“In The Summertime” comes close to being a genuine guilty pleasure. Not because of the track’s charmingly rickety arrangement, or its lopsided shuffle beat, but because those elements make this pen-portrait of an idle young blade’s life all too seductive. “We’re not bad people, we’re not dirty, we’re not mean. We love everybody but we do what we please.” – and who they please, too. Mungo Jerry’s elegant wastrels remind me a little of the rich older boys I distantly knew at school, whose life I imagined (half in disgust, half in envy) to be one long ball: actually they probably spent the summer mooching around just like I did. But I don’t think my experiences have much to do with the appeal of the record – disapproval and delight at others’ wicked lives are old, old emotions, and so is the sense that Summertime is for the young and selfish.

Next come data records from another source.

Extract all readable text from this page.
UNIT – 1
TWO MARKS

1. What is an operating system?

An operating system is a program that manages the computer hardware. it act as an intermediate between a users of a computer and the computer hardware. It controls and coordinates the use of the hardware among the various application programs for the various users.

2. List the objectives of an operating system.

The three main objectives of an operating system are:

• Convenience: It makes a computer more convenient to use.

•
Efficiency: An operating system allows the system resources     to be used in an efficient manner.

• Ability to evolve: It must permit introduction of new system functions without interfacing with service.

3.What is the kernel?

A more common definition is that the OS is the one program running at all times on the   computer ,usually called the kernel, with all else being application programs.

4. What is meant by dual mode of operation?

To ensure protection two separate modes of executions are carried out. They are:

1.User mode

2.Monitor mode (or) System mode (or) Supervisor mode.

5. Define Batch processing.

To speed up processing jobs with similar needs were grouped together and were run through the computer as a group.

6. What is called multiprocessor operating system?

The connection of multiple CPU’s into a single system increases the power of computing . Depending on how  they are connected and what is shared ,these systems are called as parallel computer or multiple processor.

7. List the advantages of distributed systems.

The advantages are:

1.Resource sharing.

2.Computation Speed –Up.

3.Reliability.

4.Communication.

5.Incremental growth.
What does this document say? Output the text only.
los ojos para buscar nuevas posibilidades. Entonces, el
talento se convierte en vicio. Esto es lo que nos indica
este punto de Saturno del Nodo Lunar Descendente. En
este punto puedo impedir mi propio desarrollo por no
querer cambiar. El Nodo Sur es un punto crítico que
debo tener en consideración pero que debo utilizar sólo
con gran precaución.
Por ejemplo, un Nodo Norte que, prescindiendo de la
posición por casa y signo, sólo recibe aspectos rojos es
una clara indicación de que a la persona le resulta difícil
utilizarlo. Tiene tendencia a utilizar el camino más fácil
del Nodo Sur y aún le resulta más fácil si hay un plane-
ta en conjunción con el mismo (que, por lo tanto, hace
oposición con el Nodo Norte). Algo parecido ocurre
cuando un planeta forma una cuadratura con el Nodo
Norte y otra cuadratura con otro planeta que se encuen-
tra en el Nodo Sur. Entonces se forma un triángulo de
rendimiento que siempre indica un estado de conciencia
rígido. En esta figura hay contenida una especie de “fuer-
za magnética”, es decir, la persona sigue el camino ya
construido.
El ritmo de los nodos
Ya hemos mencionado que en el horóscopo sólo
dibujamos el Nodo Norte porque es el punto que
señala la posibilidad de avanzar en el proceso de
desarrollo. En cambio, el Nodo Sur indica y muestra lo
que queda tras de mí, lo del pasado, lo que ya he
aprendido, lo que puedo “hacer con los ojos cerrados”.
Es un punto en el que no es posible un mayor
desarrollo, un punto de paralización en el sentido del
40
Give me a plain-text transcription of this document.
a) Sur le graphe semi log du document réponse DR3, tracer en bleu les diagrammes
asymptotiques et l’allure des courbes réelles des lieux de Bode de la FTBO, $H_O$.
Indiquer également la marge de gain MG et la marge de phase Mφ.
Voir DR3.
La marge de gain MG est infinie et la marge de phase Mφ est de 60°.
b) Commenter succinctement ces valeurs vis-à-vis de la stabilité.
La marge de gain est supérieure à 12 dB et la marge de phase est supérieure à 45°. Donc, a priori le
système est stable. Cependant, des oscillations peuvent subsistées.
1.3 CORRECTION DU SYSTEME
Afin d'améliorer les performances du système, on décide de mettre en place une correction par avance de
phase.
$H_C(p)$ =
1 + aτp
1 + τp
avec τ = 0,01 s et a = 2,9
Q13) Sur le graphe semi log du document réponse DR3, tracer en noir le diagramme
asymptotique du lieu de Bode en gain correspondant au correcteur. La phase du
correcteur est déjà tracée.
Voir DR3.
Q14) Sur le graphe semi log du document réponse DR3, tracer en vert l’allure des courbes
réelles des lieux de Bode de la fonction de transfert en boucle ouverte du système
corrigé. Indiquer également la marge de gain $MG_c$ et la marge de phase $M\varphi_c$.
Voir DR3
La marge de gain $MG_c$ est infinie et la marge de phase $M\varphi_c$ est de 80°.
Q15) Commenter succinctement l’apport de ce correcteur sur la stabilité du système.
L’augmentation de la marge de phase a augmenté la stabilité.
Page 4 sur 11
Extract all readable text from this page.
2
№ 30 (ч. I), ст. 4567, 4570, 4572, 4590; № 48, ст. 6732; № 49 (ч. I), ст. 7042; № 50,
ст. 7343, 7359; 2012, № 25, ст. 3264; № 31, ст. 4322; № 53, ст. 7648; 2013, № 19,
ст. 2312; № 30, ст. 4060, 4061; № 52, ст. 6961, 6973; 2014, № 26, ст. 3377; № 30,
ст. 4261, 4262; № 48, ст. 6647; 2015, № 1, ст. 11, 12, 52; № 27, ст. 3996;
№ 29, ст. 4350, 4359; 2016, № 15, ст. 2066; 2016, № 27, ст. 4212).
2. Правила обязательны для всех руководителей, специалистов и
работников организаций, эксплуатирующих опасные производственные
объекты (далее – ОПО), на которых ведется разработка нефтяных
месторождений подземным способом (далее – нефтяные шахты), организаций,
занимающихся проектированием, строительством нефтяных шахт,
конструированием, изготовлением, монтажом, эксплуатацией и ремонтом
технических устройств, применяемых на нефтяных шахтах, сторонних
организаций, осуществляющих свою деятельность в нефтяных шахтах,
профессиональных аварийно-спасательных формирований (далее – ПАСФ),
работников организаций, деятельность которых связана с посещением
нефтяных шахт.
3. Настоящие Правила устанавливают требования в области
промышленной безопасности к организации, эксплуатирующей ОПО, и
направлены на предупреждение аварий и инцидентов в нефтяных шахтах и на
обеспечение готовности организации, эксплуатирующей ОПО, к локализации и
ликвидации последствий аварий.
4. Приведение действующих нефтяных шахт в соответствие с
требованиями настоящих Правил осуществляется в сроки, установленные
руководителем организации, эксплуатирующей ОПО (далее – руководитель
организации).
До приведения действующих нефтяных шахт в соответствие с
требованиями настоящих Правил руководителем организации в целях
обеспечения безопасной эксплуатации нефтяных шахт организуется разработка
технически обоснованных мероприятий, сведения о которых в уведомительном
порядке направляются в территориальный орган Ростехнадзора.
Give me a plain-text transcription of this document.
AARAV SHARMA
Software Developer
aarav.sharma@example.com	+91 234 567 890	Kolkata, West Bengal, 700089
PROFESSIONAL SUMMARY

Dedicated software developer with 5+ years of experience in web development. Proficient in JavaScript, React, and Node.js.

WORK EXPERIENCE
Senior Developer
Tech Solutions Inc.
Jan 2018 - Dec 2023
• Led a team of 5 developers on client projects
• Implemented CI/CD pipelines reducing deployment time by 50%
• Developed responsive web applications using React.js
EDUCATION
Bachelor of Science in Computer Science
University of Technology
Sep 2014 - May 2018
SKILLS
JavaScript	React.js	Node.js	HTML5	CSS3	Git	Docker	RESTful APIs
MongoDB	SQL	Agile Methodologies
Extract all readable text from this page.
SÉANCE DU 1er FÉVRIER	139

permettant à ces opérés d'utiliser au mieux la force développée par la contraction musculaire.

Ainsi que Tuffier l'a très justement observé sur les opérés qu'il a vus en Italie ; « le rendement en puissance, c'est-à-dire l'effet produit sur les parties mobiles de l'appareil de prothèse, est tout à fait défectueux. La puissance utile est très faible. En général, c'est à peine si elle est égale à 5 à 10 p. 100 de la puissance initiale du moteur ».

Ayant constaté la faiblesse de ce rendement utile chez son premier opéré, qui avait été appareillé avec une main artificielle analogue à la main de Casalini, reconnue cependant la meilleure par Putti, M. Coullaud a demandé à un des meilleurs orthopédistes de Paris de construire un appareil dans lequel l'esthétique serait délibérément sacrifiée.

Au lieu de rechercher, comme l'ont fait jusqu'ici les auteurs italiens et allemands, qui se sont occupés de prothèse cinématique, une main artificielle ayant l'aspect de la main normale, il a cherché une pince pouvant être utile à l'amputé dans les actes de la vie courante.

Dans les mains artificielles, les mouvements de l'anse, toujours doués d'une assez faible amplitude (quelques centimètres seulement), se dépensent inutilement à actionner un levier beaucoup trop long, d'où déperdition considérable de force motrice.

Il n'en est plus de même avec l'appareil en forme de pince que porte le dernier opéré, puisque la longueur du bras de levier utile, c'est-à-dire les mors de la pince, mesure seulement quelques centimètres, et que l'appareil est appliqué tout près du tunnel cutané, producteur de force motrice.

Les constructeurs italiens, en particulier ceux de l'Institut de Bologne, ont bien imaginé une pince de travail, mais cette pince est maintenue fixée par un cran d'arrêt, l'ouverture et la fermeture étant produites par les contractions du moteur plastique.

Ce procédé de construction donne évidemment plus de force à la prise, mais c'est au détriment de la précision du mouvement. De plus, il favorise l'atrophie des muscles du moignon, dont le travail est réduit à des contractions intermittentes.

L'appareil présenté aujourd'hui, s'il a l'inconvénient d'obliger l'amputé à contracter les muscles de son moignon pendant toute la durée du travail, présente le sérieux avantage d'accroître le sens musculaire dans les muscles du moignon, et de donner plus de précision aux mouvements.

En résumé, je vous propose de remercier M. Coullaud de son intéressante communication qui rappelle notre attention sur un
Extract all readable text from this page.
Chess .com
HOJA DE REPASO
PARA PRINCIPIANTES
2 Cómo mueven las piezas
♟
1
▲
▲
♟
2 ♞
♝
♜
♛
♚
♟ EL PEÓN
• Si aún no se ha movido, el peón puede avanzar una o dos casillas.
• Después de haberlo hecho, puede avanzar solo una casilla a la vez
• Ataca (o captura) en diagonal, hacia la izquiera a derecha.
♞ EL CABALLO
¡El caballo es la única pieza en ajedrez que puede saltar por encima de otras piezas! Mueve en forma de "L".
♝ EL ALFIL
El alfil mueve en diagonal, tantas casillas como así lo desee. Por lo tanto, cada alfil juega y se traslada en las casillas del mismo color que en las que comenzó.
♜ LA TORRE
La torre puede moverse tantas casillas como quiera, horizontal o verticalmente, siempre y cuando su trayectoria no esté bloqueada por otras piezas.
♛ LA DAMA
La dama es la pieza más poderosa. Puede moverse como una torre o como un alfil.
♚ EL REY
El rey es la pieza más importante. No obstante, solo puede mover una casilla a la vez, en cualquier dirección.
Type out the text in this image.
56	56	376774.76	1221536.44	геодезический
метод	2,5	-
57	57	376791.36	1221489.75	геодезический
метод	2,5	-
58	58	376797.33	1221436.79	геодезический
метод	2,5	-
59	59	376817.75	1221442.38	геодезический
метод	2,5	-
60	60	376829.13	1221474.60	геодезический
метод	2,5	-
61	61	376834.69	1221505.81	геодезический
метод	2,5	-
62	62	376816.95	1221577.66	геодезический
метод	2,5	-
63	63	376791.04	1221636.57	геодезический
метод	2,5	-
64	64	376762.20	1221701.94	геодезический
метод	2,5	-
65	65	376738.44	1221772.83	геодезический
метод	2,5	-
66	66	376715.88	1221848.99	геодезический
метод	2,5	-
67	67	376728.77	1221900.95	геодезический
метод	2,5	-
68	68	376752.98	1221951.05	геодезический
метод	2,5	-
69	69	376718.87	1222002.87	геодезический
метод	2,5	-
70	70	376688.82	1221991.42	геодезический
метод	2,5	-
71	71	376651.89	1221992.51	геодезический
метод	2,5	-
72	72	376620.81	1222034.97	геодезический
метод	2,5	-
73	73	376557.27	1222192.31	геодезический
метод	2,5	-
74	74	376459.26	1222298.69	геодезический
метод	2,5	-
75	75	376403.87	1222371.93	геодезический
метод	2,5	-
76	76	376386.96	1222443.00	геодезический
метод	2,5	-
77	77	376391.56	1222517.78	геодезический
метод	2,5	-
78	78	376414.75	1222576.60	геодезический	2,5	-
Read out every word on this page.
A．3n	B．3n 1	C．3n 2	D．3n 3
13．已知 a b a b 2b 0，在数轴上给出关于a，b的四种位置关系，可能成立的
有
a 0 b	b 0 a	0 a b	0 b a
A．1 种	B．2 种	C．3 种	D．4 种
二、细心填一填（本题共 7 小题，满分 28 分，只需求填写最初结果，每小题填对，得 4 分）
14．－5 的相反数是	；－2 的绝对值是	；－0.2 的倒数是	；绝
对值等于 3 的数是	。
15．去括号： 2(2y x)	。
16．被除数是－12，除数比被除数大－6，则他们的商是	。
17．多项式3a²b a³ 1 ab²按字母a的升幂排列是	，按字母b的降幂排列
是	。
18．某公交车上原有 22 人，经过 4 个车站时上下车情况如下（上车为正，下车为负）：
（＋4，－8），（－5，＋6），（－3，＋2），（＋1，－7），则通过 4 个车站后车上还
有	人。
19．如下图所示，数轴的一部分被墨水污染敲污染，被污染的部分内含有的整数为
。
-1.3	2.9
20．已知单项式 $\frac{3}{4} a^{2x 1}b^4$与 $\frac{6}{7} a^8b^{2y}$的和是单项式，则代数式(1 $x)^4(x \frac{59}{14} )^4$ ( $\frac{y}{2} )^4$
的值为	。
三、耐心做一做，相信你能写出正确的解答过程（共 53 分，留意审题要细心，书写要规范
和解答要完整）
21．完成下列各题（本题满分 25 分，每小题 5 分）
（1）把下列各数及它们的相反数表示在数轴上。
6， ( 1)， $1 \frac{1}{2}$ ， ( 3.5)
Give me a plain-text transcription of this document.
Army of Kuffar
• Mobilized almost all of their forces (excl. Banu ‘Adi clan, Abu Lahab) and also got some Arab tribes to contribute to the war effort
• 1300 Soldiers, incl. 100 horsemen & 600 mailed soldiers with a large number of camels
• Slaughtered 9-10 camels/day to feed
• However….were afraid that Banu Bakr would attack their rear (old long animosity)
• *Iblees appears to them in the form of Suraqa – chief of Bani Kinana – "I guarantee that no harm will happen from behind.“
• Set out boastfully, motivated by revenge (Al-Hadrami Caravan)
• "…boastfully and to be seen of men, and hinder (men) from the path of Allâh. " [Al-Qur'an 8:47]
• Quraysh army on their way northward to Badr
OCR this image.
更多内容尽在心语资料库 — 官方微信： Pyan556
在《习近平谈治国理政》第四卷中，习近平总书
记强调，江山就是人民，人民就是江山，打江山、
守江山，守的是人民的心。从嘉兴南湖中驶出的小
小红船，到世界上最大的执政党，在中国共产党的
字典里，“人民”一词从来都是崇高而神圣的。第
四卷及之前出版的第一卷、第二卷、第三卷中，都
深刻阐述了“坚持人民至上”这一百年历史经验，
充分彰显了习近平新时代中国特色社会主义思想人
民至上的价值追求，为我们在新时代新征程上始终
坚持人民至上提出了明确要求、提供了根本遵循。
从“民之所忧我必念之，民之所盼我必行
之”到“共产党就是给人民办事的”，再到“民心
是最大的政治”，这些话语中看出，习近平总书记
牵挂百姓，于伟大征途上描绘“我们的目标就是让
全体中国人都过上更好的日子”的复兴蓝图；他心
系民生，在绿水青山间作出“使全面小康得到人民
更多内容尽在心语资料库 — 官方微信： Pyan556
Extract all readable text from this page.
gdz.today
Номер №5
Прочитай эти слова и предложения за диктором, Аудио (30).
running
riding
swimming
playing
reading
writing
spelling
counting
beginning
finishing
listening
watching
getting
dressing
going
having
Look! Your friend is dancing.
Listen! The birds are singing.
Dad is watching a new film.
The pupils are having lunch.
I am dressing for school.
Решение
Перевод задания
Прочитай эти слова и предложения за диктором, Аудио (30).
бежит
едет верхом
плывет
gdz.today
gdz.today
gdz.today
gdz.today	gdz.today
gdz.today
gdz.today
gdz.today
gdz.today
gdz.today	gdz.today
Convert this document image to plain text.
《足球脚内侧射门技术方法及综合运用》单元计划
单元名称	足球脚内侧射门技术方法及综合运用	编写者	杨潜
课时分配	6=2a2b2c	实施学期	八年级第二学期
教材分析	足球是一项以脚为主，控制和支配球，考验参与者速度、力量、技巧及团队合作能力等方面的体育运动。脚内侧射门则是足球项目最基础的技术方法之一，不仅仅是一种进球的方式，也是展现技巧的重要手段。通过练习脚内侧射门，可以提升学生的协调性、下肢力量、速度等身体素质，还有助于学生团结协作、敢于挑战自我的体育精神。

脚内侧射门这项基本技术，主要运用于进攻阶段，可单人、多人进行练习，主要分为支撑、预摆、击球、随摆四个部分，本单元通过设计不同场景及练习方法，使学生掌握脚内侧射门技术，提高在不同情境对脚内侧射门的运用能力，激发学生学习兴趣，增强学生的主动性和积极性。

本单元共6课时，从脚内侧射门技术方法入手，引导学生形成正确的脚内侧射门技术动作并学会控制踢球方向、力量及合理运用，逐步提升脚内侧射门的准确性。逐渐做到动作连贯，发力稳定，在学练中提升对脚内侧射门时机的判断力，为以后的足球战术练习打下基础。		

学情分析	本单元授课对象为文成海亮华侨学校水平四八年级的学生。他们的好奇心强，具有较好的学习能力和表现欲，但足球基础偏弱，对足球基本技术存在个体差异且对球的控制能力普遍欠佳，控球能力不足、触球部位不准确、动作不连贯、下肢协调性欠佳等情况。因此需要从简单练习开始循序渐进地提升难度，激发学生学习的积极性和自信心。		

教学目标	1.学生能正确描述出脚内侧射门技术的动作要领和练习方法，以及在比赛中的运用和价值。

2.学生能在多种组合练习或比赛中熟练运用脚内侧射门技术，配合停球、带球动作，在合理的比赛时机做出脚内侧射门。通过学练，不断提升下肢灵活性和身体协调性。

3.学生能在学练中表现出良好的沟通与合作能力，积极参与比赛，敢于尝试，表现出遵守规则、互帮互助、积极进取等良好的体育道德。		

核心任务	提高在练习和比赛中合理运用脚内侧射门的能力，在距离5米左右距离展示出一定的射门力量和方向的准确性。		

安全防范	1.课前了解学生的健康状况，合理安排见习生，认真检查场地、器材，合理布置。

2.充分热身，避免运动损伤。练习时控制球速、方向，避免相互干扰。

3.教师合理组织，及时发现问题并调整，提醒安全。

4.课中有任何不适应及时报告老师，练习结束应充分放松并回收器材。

My first encounter with Mungo Jerry’s record was on an oldies TV show which paired the song with video of sideburned Edwardian toffs on an endless sepia-toned jolly. Ever since then the rhythm has brought to mind a penny farthing, something absurd and antique but oddly appealing. The band almost sabotage their own song with their hokey “oohs” and “alright alright”s – harking back to Top Cat and forward to “Hey Ya!” – but somehow it works. Of all summertime hits this is the ripest – the fat, lazy, entitled sound of a season on the brink of turning rotten.